Today State Library Victoria celebrates 160 years since first opening to the public on 11 February 1856.
State Library Victoria is Australia’s oldest free public library and the nation’s busiest with nearly 1.8 million visitors a year – more than the Library of Congress in Washington.
Originally called the Melbourne Public Library, State Library Victoria, has been home to some of Melbourne’s great institutions including the National Gallery of Victoria and Museum Victoria and has long been an engine room of creativity and learning.
160 years ago, Sir Redmond Barry, the library’s first president planned to create ‘a great emporium of learning and philosophy, of literature, science, and art’. Barry personally ordered the first 3,846 books and on 10 February 1856 stayed late into the night stacking the shelves to ensure the library would be ready for its grand opening.

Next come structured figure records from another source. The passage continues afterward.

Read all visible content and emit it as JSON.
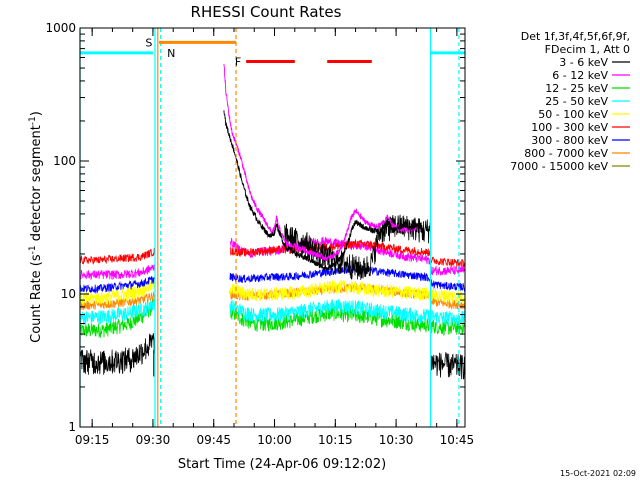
{
  "chart_data": {
    "type": "line",
    "title": "RHESSI Count Rates",
    "xlabel": "Start Time (24-Apr-06 09:12:02)",
    "ylabel": "Count Rate (s⁻¹ detector segment⁻¹)",
    "ylabel_parts": {
      "main": "Count Rate (s",
      "sup1": "-1",
      "mid": " detector segment",
      "sup2": "-1",
      "end": ")"
    },
    "y_scale": "log",
    "ylim": [
      1,
      1000
    ],
    "xlim_minutes": [
      0,
      95
    ],
    "x_ticks": [
      "09:15",
      "09:30",
      "09:45",
      "10:00",
      "10:15",
      "10:30",
      "10:45"
    ],
    "y_ticks": [
      "1",
      "10",
      "100",
      "1000"
    ],
    "legend_header": [
      "Det 1f,3f,4f,5f,6f,9f,",
      "FDecim 1, Att 0"
    ],
    "timestamp": "15-Oct-2021 02:09",
    "grid": false,
    "legend_position": "right",
    "series": [
      {
        "name": "3 - 6 keV",
        "color": "#000000",
        "pre": [
          [
            0,
            3.2
          ],
          [
            6,
            3.1
          ],
          [
            13,
            3.3
          ],
          [
            16,
            3.9
          ],
          [
            18.5,
            4.5
          ]
        ],
        "post": [
          [
            50.5,
            28
          ],
          [
            53,
            26
          ],
          [
            56,
            24
          ],
          [
            58,
            21
          ],
          [
            61,
            19
          ],
          [
            63,
            18
          ],
          [
            66,
            17
          ],
          [
            68,
            16
          ],
          [
            70,
            15.5
          ],
          [
            72,
            17.5
          ],
          [
            74,
            30
          ],
          [
            78,
            33
          ],
          [
            82,
            32
          ],
          [
            85,
            30
          ],
          [
            86.5,
            31
          ]
        ],
        "tail": [
          [
            86.5,
            3.1
          ],
          [
            89,
            3.0
          ],
          [
            93,
            2.9
          ],
          [
            95,
            2.9
          ]
        ]
      },
      {
        "name": "6 - 12 keV",
        "color": "#ff00ff",
        "pre": [
          [
            0,
            14
          ],
          [
            5,
            14
          ],
          [
            10,
            14
          ],
          [
            15,
            14.5
          ],
          [
            18.5,
            16
          ]
        ],
        "post": [
          [
            37,
            25
          ],
          [
            39,
            22
          ],
          [
            42,
            20
          ],
          [
            44,
            21
          ],
          [
            46,
            21
          ],
          [
            48,
            21
          ],
          [
            50,
            22
          ],
          [
            53,
            23
          ],
          [
            56,
            24
          ],
          [
            60,
            25
          ],
          [
            64,
            24
          ],
          [
            68,
            23
          ],
          [
            71,
            23
          ],
          [
            73,
            22
          ],
          [
            75,
            21
          ],
          [
            78,
            20
          ],
          [
            81,
            19
          ],
          [
            84,
            18.5
          ],
          [
            86.5,
            18
          ]
        ],
        "tail": [
          [
            86.5,
            15
          ],
          [
            90,
            15
          ],
          [
            95,
            15
          ]
        ]
      },
      {
        "name": "12 - 25 keV",
        "color": "#00dd00",
        "pre": [
          [
            0,
            5.3
          ],
          [
            6,
            5.4
          ],
          [
            12,
            6
          ],
          [
            16,
            7
          ],
          [
            18.5,
            8.5
          ]
        ],
        "post": [
          [
            37,
            7.5
          ],
          [
            40,
            6.5
          ],
          [
            43,
            6
          ],
          [
            47,
            6
          ],
          [
            52,
            6.3
          ],
          [
            57,
            6.8
          ],
          [
            62,
            7.2
          ],
          [
            66,
            7
          ],
          [
            70,
            6.8
          ],
          [
            74,
            6.5
          ],
          [
            78,
            6.3
          ],
          [
            82,
            6
          ],
          [
            86.5,
            5.8
          ]
        ],
        "tail": [
          [
            86.5,
            5.8
          ],
          [
            90,
            5.6
          ],
          [
            95,
            5.6
          ]
        ]
      },
      {
        "name": "25 - 50 keV",
        "color": "#00ffff",
        "pre": [
          [
            0,
            6.6
          ],
          [
            6,
            6.8
          ],
          [
            12,
            7.2
          ],
          [
            16,
            7.8
          ],
          [
            18.5,
            8.6
          ]
        ],
        "post": [
          [
            37,
            8.2
          ],
          [
            40,
            7.4
          ],
          [
            43,
            7
          ],
          [
            48,
            7
          ],
          [
            53,
            7.3
          ],
          [
            58,
            7.8
          ],
          [
            63,
            8.2
          ],
          [
            68,
            8
          ],
          [
            72,
            7.6
          ],
          [
            77,
            7.3
          ],
          [
            82,
            7
          ],
          [
            86.5,
            6.8
          ]
        ],
        "tail": [
          [
            86.5,
            6.8
          ],
          [
            90,
            6.6
          ],
          [
            95,
            6.6
          ]
        ]
      },
      {
        "name": "50 - 100 keV",
        "color": "#ffff00",
        "pre": [
          [
            0,
            9.2
          ],
          [
            6,
            9.4
          ],
          [
            12,
            10
          ],
          [
            16,
            11
          ],
          [
            18.5,
            12
          ]
        ],
        "post": [
          [
            37,
            11
          ],
          [
            40,
            10.2
          ],
          [
            43,
            10
          ],
          [
            48,
            10
          ],
          [
            53,
            10.3
          ],
          [
            58,
            10.8
          ],
          [
            63,
            11.4
          ],
          [
            68,
            11.2
          ],
          [
            72,
            10.8
          ],
          [
            77,
            10.5
          ],
          [
            82,
            10.2
          ],
          [
            86.5,
            10
          ]
        ],
        "tail": [
          [
            86.5,
            10
          ],
          [
            90,
            9.7
          ],
          [
            95,
            9.6
          ]
        ]
      },
      {
        "name": "100 - 300 keV",
        "color": "#ff0000",
        "pre": [
          [
            0,
            18
          ],
          [
            5,
            18
          ],
          [
            10,
            18.5
          ],
          [
            15,
            19
          ],
          [
            18.5,
            21
          ]
        ],
        "post": [
          [
            37,
            21
          ],
          [
            40,
            20.5
          ],
          [
            44,
            21
          ],
          [
            48,
            21.5
          ],
          [
            52,
            21.5
          ],
          [
            56,
            22
          ],
          [
            60,
            22.5
          ],
          [
            64,
            23
          ],
          [
            68,
            24
          ],
          [
            72,
            23.5
          ],
          [
            76,
            22.5
          ],
          [
            80,
            21.5
          ],
          [
            84,
            21
          ],
          [
            86.5,
            20.5
          ]
        ],
        "tail": [
          [
            86.5,
            18
          ],
          [
            90,
            17.5
          ],
          [
            95,
            17
          ]
        ]
      },
      {
        "name": "300 - 800 keV",
        "color": "#0000ff",
        "pre": [
          [
            0,
            11
          ],
          [
            5,
            11
          ],
          [
            10,
            11.5
          ],
          [
            15,
            12
          ],
          [
            18.5,
            13
          ]
        ],
        "post": [
          [
            37,
            13.5
          ],
          [
            40,
            13
          ],
          [
            44,
            13.2
          ],
          [
            48,
            13.5
          ],
          [
            52,
            13.5
          ],
          [
            56,
            14
          ],
          [
            60,
            14.5
          ],
          [
            64,
            15
          ],
          [
            68,
            15.5
          ],
          [
            72,
            15
          ],
          [
            76,
            14.5
          ],
          [
            80,
            14
          ],
          [
            84,
            13.6
          ],
          [
            86.5,
            13.2
          ]
        ],
        "tail": [
          [
            86.5,
            12
          ],
          [
            90,
            11.5
          ],
          [
            95,
            11.3
          ]
        ]
      },
      {
        "name": "800 - 7000 keV",
        "color": "#ff8800",
        "pre": [
          [
            0,
            8.2
          ],
          [
            5,
            8.3
          ],
          [
            10,
            8.6
          ],
          [
            15,
            9
          ],
          [
            18.5,
            9.8
          ]
        ],
        "post": [
          [
            37,
            10
          ],
          [
            40,
            9.6
          ],
          [
            44,
            9.8
          ],
          [
            48,
            10
          ],
          [
            52,
            10.2
          ],
          [
            56,
            10.4
          ],
          [
            60,
            10.7
          ],
          [
            64,
            11
          ],
          [
            68,
            11.2
          ],
          [
            72,
            10.9
          ],
          [
            76,
            10.6
          ],
          [
            80,
            10.2
          ],
          [
            84,
            9.9
          ],
          [
            86.5,
            9.6
          ]
        ],
        "tail": [
          [
            86.5,
            8.8
          ],
          [
            90,
            8.5
          ],
          [
            95,
            8.3
          ]
        ]
      },
      {
        "name": "7000 - 15000 keV",
        "color": "#888800",
        "pre": [],
        "post": [],
        "tail": []
      }
    ],
    "flare": {
      "black": [
        [
          35.5,
          250
        ],
        [
          36,
          190
        ],
        [
          37,
          150
        ],
        [
          38,
          120
        ],
        [
          39,
          92
        ],
        [
          40,
          70
        ],
        [
          41,
          55
        ],
        [
          42,
          45
        ],
        [
          43,
          40
        ],
        [
          44,
          35
        ],
        [
          45,
          32
        ],
        [
          46,
          29
        ],
        [
          47,
          27
        ],
        [
          48,
          29
        ],
        [
          48.5,
          34
        ],
        [
          49,
          30
        ],
        [
          50,
          25
        ],
        [
          51,
          22
        ],
        [
          52,
          21.5
        ],
        [
          53,
          20.5
        ],
        [
          54,
          19.5
        ],
        [
          55,
          19
        ],
        [
          56,
          18.5
        ],
        [
          57,
          18
        ],
        [
          58,
          17
        ],
        [
          59,
          16.5
        ],
        [
          60,
          16
        ],
        [
          61,
          15.5
        ],
        [
          62,
          16
        ],
        [
          63,
          17
        ],
        [
          64,
          18
        ],
        [
          65,
          20
        ],
        [
          66,
          24
        ],
        [
          67,
          30
        ],
        [
          68,
          35
        ],
        [
          69,
          33
        ],
        [
          70,
          32
        ],
        [
          71,
          31
        ],
        [
          72,
          30
        ],
        [
          73,
          30
        ],
        [
          74,
          29
        ],
        [
          75,
          32
        ],
        [
          76,
          36
        ],
        [
          77,
          30
        ],
        [
          78,
          31
        ],
        [
          79,
          32
        ],
        [
          80,
          33
        ],
        [
          81,
          31
        ],
        [
          82,
          32
        ],
        [
          83,
          33
        ]
      ],
      "magenta": [
        [
          35.5,
          540
        ],
        [
          36,
          330
        ],
        [
          36.8,
          220
        ],
        [
          37.5,
          165
        ],
        [
          38.5,
          135
        ],
        [
          39.5,
          110
        ],
        [
          40.5,
          85
        ],
        [
          41.5,
          64
        ],
        [
          42.5,
          52
        ],
        [
          43.5,
          45
        ],
        [
          44.5,
          40
        ],
        [
          45.5,
          36
        ],
        [
          46.5,
          32
        ],
        [
          47.3,
          29
        ],
        [
          48,
          31
        ],
        [
          48.5,
          38
        ],
        [
          49,
          32
        ],
        [
          50,
          27
        ],
        [
          51,
          24
        ],
        [
          52,
          23
        ],
        [
          53,
          23
        ],
        [
          54,
          22
        ],
        [
          55,
          22
        ],
        [
          56,
          21
        ],
        [
          57,
          20.5
        ],
        [
          58,
          20
        ],
        [
          59,
          19.5
        ],
        [
          60,
          19
        ],
        [
          61,
          18.5
        ],
        [
          62,
          19
        ],
        [
          63,
          20
        ],
        [
          64,
          21
        ],
        [
          65,
          24
        ],
        [
          66,
          30
        ],
        [
          67,
          38
        ],
        [
          68,
          42
        ],
        [
          69,
          39
        ],
        [
          70,
          36
        ],
        [
          71,
          34
        ],
        [
          72,
          33
        ],
        [
          73,
          32
        ],
        [
          74,
          33
        ],
        [
          75,
          35
        ],
        [
          76,
          38
        ],
        [
          77,
          33
        ],
        [
          78,
          32
        ],
        [
          79,
          31
        ],
        [
          80,
          30
        ],
        [
          81,
          30
        ],
        [
          82,
          31
        ],
        [
          83,
          32
        ]
      ]
    },
    "markers": {
      "S": {
        "label": "S",
        "color": "#ff8800"
      },
      "N": {
        "label": "N",
        "color": "#00ffff"
      },
      "F": {
        "label": "F",
        "color": "#ff0000"
      }
    },
    "bars": [
      {
        "color": "#00ffff",
        "y": 650,
        "x": [
          0,
          18
        ]
      },
      {
        "color": "#00ffff",
        "y": 650,
        "x": [
          86.5,
          95
        ]
      },
      {
        "color": "#ff8800",
        "y": 780,
        "x": [
          19.5,
          38.5
        ]
      },
      {
        "color": "#ff0000",
        "y": 560,
        "x": [
          41,
          53
        ]
      },
      {
        "color": "#ff0000",
        "y": 560,
        "x": [
          61,
          72
        ]
      }
    ],
    "vlines": [
      {
        "x": 0,
        "color": "#00ffff",
        "dash": false
      },
      {
        "x": 18.5,
        "color": "#00ffff",
        "dash": false
      },
      {
        "x": 19.2,
        "color": "#ff8800",
        "dash": false
      },
      {
        "x": 19.9,
        "color": "#00ffff",
        "dash": true
      },
      {
        "x": 38.5,
        "color": "#ff8800",
        "dash": true
      },
      {
        "x": 86.5,
        "color": "#00ffff",
        "dash": false
      },
      {
        "x": 93.5,
        "color": "#00ffff",
        "dash": true
      }
    ]
  }
}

State Library Victoria CEO Kate Torney said the vision of the library’s founders for a great emporium of learning continues today.
“160 years ago the only requirement for entry was to be over 14 and have clean hands. No special invitation was necessary, everyone was welcome.

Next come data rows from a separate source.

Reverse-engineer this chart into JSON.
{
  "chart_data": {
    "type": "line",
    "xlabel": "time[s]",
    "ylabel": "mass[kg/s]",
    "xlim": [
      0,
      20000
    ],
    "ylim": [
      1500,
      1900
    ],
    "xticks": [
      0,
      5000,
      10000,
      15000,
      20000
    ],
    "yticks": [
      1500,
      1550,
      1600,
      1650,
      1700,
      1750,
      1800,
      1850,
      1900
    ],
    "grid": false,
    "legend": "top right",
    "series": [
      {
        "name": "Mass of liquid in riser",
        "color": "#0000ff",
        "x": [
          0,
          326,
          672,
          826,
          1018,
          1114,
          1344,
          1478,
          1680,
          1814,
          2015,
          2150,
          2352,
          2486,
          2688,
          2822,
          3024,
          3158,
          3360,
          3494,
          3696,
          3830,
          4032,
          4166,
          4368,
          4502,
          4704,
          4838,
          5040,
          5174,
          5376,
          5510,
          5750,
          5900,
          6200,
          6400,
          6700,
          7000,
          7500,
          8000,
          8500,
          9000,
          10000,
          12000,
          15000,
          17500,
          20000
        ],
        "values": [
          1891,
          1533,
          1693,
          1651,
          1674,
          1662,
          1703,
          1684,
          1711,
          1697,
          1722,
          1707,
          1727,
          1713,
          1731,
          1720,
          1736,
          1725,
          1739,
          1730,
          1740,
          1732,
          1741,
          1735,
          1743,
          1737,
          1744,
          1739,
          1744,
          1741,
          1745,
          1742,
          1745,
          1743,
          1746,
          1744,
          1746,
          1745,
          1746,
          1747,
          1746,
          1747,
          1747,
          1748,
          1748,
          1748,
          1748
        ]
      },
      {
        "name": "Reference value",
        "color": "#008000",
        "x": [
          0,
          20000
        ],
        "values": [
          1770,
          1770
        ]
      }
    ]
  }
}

“Today we throw our doors open even wider and there are no restrictions to entry. The creation of new public spaces specifically for children and young learners as part of our $83.1 million Vision 2020 redevelopment project shows our evolution from those early days.

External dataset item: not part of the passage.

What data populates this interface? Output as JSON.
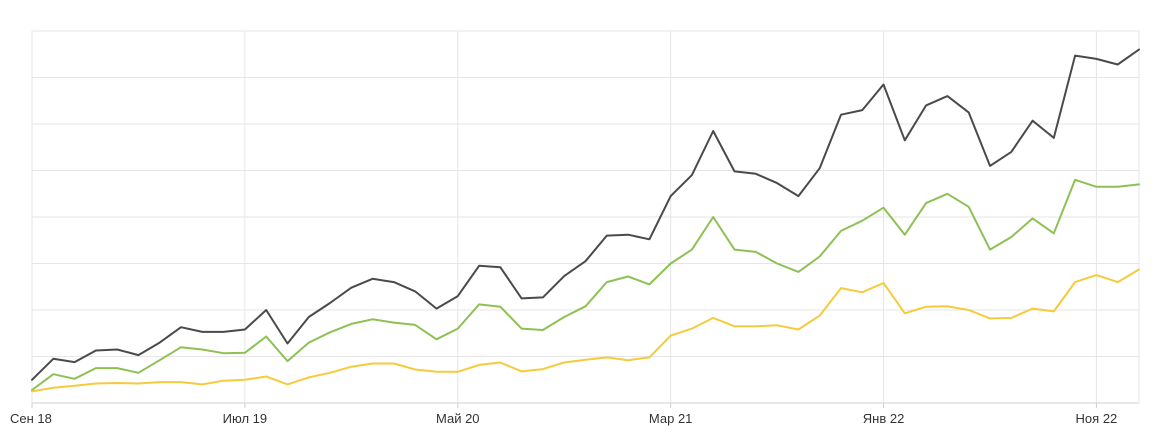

“Vision 2020 will return significantly more space to public use and our original reading room, Queen’s Hall, will be restored to its full glory and become one of Australia’s great public rooms again thanks to a generous $10 million donation from the Ian Potter Foundation.
“The next five years will build on the library’s legacy of 160 years’ service to Victoria and make Australia’s oldest library a world leader.”
Minister for Creative Industries Martin Foley said: “Our State Library was one of the first public libraries in the world and has been a place of inspiration and learning for generations of Victorians.
“160 years on it is as relevant as ever, used by millions of people from all walks of life, both in this magnificent building and online.
“It is one of our most beloved public institutions, owned and cherished by the people of Victoria, and integral to the fabric of our city and the cultural life of our state.”